彼は一冊の回想録を遺した。それが本書である。
ここには、ヒトラーのドイツ、内戦のスペインに対してスターリンの執った政策のすべてが、
その執行吏によって語られている。また〈粛清〉という名の20世紀の魔女狩り裁判の実態
が、ソヴィエト体制内部の現場から記録されている。スターリンのテロルの実行者、ヤゴダ
とエジョフの言葉が再現され、彼らの犠牲となった古参ボリシェヴィキ、赤軍の将軍たちの
悲劇的な最後の姿が戦慄をもって描かれている。これは人間の経験した最も過酷な政治
世界のインサイド・ストーリーである。
1939年の刊行以後、本書のたどった運命もまた著者のそれと同様に数奇であった。
本書は一時その信憑性を疑われ、著者の実在も否定されていた。

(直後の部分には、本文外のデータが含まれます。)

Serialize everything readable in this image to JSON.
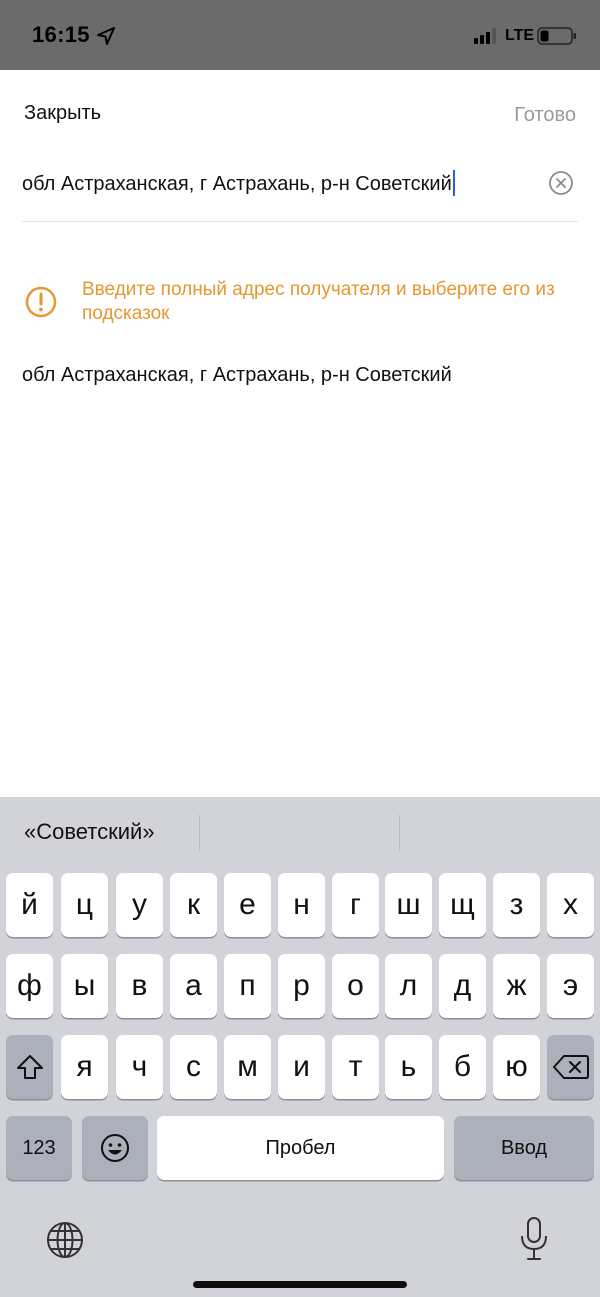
{
  "status_bar": {
    "time": "16:15",
    "network": "LTE",
    "icons": [
      "location-arrow-icon",
      "signal-icon",
      "battery-icon"
    ]
  },
  "header": {
    "close_label": "Закрыть",
    "done_label": "Готово"
  },
  "address_input": {
    "value": "обл Астраханская, г Астрахань, р-н Советский",
    "clear_icon": "clear-circle-icon"
  },
  "warning": {
    "icon": "exclamation-circle-icon",
    "text": "Введите полный адрес получателя и выберите его из подсказок",
    "color": "#e8962f"
  },
  "suggestions": [
    "обл Астраханская, г Астрахань, р-н Советский"
  ],
  "keyboard": {
    "predictions": [
      "«Советский»",
      "",
      ""
    ],
    "row1": [
      "й",
      "ц",
      "у",
      "к",
      "е",
      "н",
      "г",
      "ш",
      "щ",
      "з",
      "х"
    ],
    "row2": [
      "ф",
      "ы",
      "в",
      "а",
      "п",
      "р",
      "о",
      "л",
      "д",
      "ж",
      "э"
    ],
    "row3": [
      "я",
      "ч",
      "с",
      "м",
      "и",
      "т",
      "ь",
      "б",
      "ю"
    ],
    "numbers_label": "123",
    "space_label": "Пробел",
    "enter_label": "Ввод",
    "icons": [
      "shift-icon",
      "backspace-icon",
      "emoji-icon",
      "globe-icon",
      "microphone-icon"
    ]
  }
}
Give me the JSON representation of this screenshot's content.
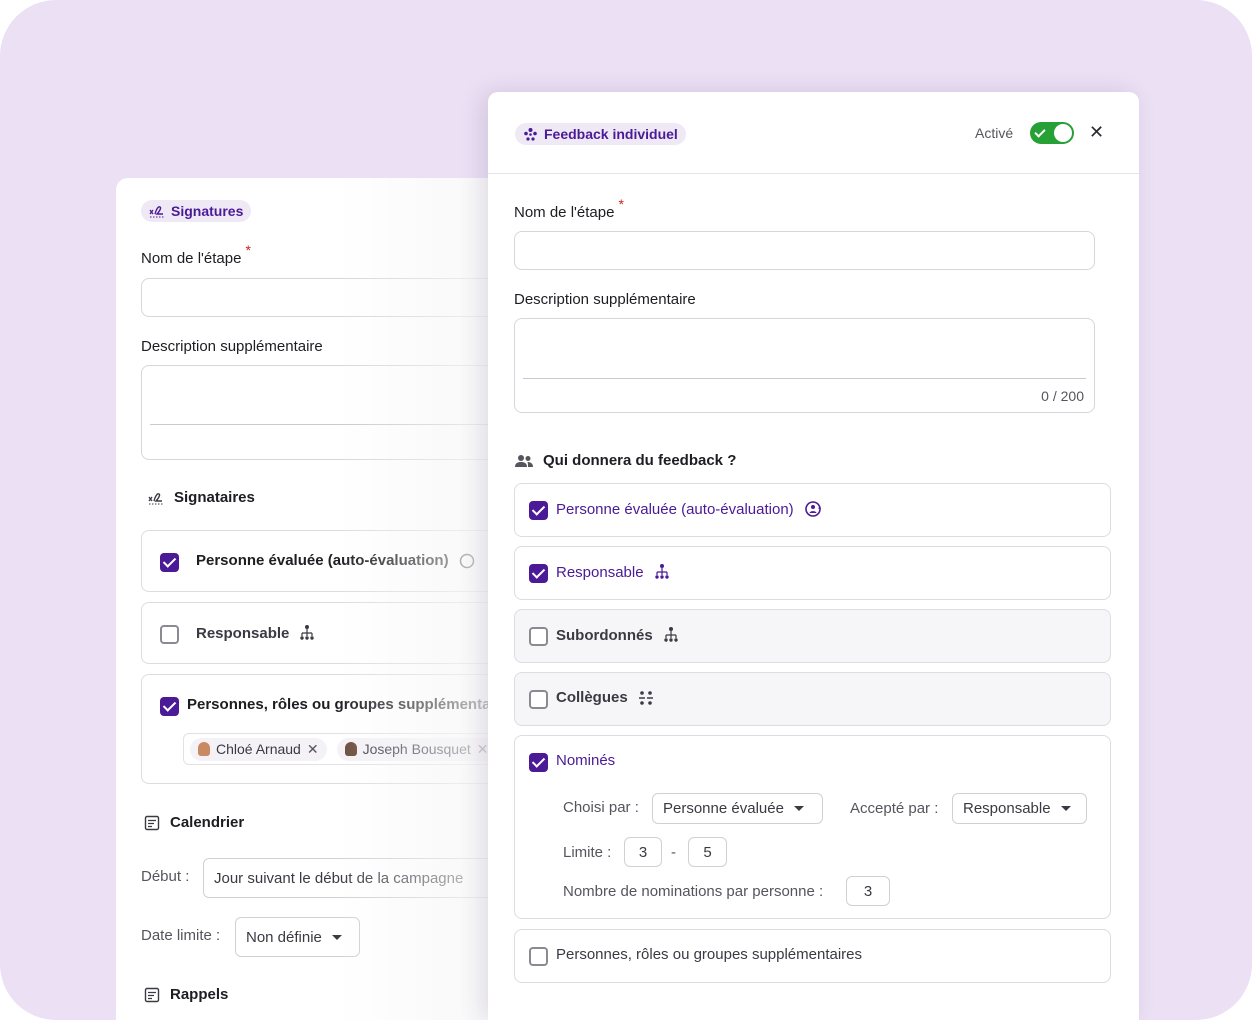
{
  "back": {
    "badge": "Signatures",
    "step_name_label": "Nom de l'étape",
    "required_mark": "*",
    "description_label": "Description supplémentaire",
    "signers_title": "Signataires",
    "options": [
      {
        "label": "Personne évaluée (auto-évaluation)",
        "checked": true
      },
      {
        "label": "Responsable",
        "checked": false
      },
      {
        "label": "Personnes, rôles ou groupes supplémentaires",
        "checked": true
      }
    ],
    "chips": [
      "Chloé Arnaud",
      "Joseph Bousquet"
    ],
    "calendar_title": "Calendrier",
    "start_label": "Début :",
    "start_value": "Jour suivant le début de la campagne",
    "deadline_label": "Date limite :",
    "deadline_value": "Non définie",
    "reminders_title": "Rappels"
  },
  "front": {
    "badge": "Feedback individuel",
    "active_label": "Activé",
    "active": true,
    "step_name_label": "Nom de l'étape",
    "required_mark": "*",
    "description_label": "Description supplémentaire",
    "char_count": "0 / 200",
    "who_title": "Qui donnera du feedback ?",
    "options": [
      {
        "label": "Personne évaluée (auto-évaluation)",
        "checked": true
      },
      {
        "label": "Responsable",
        "checked": true
      },
      {
        "label": "Subordonnés",
        "checked": false
      },
      {
        "label": "Collègues",
        "checked": false
      },
      {
        "label": "Nominés",
        "checked": true
      },
      {
        "label": "Personnes, rôles ou groupes supplémentaires",
        "checked": false
      }
    ],
    "nominees": {
      "chosen_by_label": "Choisi par :",
      "chosen_by_value": "Personne évaluée",
      "accepted_by_label": "Accepté par :",
      "accepted_by_value": "Responsable",
      "limit_label": "Limite :",
      "limit_min": "3",
      "limit_sep": "-",
      "limit_max": "5",
      "per_person_label": "Nombre de nominations par personne :",
      "per_person_value": "3"
    }
  },
  "colors": {
    "accent": "#4b1a96",
    "toggle_on": "#27a035",
    "required": "#d21c1c",
    "background": "#ebe0f4"
  }
}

しかし今では、
スターリンに対する最初の告発書のひとつとして、また現代史の第一級のドキュメント
として評価が定まり、1991年には遂にロシア語版が日の目を見た。
半世紀をかけて、クリヴィツキーを欧米各地に追い求めてきた訳者による解説がその
経緯を物語るだろう。
[第1版初版1962年12月25日発行]
[第2版初版1987年3月10日発行]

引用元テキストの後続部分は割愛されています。